The idea is not just rote memorization, but to really learn these Psalms.

Creative Ministry #1: Teaching

In discussing the function of teaching for ministry, Nouwen distinguishes between violent and redemptive ways of knowing. Violent learning is competitive, unilateral (only from teacher to student), and Alienating. In contrast, redemptive teaching is evocative, bilateral, and actualizing. While actual teaching is usually a mix of violent and redemptive teaching, redemption should be the goal in ministry.

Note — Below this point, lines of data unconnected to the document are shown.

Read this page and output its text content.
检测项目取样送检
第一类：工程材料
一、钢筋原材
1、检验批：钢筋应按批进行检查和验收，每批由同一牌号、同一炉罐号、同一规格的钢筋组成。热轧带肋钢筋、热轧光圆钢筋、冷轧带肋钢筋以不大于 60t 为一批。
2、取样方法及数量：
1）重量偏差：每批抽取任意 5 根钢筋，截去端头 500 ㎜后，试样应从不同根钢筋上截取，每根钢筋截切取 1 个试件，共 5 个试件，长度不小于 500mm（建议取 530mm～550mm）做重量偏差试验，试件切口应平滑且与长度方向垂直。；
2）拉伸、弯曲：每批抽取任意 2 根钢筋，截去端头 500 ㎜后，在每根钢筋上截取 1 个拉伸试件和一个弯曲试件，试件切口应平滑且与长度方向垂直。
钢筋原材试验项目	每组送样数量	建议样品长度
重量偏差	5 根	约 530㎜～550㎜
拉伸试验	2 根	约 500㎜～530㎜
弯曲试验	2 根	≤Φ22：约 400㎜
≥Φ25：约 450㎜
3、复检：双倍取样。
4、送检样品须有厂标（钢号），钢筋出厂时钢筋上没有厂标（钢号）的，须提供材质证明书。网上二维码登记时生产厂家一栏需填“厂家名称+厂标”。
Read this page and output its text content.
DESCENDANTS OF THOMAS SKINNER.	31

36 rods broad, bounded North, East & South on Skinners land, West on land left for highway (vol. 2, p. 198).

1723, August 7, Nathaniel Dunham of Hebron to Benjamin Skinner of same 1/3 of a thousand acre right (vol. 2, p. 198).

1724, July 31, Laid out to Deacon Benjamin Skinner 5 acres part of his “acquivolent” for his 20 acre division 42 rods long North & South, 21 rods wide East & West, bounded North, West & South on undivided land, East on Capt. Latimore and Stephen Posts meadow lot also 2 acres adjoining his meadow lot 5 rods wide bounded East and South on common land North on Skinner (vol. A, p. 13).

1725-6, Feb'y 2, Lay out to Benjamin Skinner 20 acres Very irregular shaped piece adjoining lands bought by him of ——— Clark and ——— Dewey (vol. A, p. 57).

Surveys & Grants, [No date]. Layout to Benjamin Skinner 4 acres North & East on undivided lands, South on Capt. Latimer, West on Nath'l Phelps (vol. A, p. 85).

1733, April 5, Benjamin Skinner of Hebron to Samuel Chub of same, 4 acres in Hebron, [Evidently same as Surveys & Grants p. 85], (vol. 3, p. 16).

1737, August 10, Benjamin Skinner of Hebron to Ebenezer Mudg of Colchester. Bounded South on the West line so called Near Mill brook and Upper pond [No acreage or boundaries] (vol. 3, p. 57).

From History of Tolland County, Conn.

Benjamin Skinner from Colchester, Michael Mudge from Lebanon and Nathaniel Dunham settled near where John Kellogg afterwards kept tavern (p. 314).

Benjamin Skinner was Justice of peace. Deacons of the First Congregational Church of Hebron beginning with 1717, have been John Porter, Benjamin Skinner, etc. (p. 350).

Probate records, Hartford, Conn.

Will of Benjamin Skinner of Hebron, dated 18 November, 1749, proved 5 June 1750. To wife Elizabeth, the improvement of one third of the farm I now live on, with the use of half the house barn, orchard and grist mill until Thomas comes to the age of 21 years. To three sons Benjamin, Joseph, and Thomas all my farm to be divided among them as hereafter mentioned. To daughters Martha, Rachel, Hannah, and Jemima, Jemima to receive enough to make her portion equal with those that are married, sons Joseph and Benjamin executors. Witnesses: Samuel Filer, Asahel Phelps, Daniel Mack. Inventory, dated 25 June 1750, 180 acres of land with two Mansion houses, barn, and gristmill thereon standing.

However there are several factors which make us resistant to redemptive learning. First, we operate from the wrong supposition that it is better to give than receive. This prevents us from seeing teaching as a mutual enterprise. Secondly, we operate under the false pressure created by the attention we pay to intellectual and academic accolades. Thirdly, there is the horror of self-encounter. In order to be able to grow in this redemptive mode, it is imperative that we face ourselves, our own weakness and frailty.

Nouwen closes his chapter by pointing to the example of Jesus as one who did not cling to His prerogatives but ‘became one of the many who have to learn. His life makes it clear to us that we do not need weapons, that we do not need to hide ourselves or play competitive games with each other.”

    Nearly 40 years of educational theory have proven what Nouwen calls redemptive, is good teaching. People in our culture do not learn well when teaching is top-down and one sided. This is particularly true if we look at teaching in a Church context. People learn by sharing in the process. I think I first learned this leading a Bible Study in Inter-Varsity. The Bible study was inductive, all questions were welcome. A better example of where this has worked was the partnership class we have done at Kits. Four weeks of exploring the ideas of partnership and solidarity together, meant that it could not be a top down teaching. People needed to be guided somewhere but there also needed to be space for mutual self discovery.

    Yet I can see the violent method in me. Even a place as concerned with spiritual formation as Regent College, does bread an Academic Scotosis. It is interesting that the place giving me my M.Div and preparing me for ministry is also teaching me to care about degrees and grades and intellectual achievements without looking introspectively at what is appropriate for Spiritual growth.